Cramping 2 days after ovulation is due to the zygote attaching itself to the uterine wall after fertilization. The body of reproductive woman experiences a lot of changes in their body and sudden changes in hormone and uterine contraction is the reason for cramping.
3 days post ovulation cramping is similar to cramping during ovulation period
4 days post ovulation cramping is felt on the pelvic associated with itchiness or similar to yeast symptoms
5 days post ovulation pelvic cramping is light, breast soreness and discharge of yellowish cervical mucus
6 days post ovulation cramping is light and breast tenderness or soreness is present
7 days post ovulation cramping is light and UTI symptoms can be felt
Cramping post ovulation in the presence of pregnancy is the result of uterine changes as it prepares for the implanted eggs for its growth and development to fetal stage. The growing uterine wall is putting pressure in the abdomen that results to aching pain and abdominal cramping.
It is normal for cramping to occur during post ovulation and when expecting. Cramping should be described as slight and brief however, if cramping is severe and lasts for more than several days, then medical attention should be sought as this may sign of other condition such as miscarriage or ectopic pregnancy.

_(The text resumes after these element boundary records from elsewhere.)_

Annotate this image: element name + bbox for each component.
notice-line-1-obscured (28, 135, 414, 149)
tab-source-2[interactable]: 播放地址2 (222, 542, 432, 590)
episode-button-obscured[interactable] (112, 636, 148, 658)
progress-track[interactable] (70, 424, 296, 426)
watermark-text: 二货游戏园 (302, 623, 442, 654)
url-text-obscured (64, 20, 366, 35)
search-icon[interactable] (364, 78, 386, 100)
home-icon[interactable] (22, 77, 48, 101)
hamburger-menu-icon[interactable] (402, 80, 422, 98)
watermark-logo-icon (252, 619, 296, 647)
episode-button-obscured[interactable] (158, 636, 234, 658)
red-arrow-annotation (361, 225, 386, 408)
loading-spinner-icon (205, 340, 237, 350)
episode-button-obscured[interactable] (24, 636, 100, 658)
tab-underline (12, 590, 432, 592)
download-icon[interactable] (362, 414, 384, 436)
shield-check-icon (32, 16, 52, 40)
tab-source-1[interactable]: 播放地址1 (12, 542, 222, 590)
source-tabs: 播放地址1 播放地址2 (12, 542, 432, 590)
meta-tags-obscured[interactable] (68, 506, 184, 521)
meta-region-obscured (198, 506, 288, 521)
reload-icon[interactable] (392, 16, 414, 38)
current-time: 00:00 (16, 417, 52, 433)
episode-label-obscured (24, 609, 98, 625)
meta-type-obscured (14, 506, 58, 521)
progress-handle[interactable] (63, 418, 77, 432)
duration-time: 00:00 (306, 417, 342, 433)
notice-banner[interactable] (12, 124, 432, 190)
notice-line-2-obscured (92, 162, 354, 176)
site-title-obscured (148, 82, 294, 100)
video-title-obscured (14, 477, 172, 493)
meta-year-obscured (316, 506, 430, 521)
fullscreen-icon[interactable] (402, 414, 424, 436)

Causes for Cramping After Ovulation
Cramping after ovulation is due to uterine contractions and can be experienced by pregnant and non-pregnant women. The cause may also be due to emerging follicle or ruptured follicle and cramping post ovulation may also be a symptom of another emerging condition such as:
- Endometriosis occurs when endometrium grows outside or in another location such as the bowel.
- Chronic Pelvic Inflammatory Disease is an infection of pelvic organ of females including the uterus, ovaries, cervix and fallopian tube and the disease is developed through sexual transmission that results from sexual practice with multiple sex partners.
- Salpingitis is the infection and inflammation of the fallopian tubes where lower abdominal pain and cramping is one of the symptoms.
- Mucus Congestion causes abdominal cramping after ovulation as mucus accumulated and is unable to be excreted resulting to fallopian tube swelling.
- Ovarian Cysts are located within or on the surface of an ovary characterized as fluid-filled sac about the size and shape of an almond. Large ovarian cyst causes abdominal discomfort such as intermittent or constant dull ache that may radiate to lower back and thighs.
Cramping after ovulation is asymptomatic but women can tell if they are ovulating and if cramping is a normal experience to women then symptoms of ovulation can help them predict the onset of cramping. Signs of ovulation may be noticed if a woman takes note of the monthly changes in her body prior to the onset of regular menstrual cycle. Signs of woman ovulating are:
- Increased cervical mucus before and during ovulation period where the mucus is described as slippery and similar to egg white.
- Sexual drive is also increased and woman is easily sexually stimulated during the ovulation period.
- Breast tenderness occurs before and during the ovulation.
- Water retention occurs resulting to bloating.
- Vulva becomes swollen and sensitive.
The goal of treating cramping is alleviation of pain. This can be achieved with over the counter pain relievers. Cramping and pain can also be alleviated with hot compress.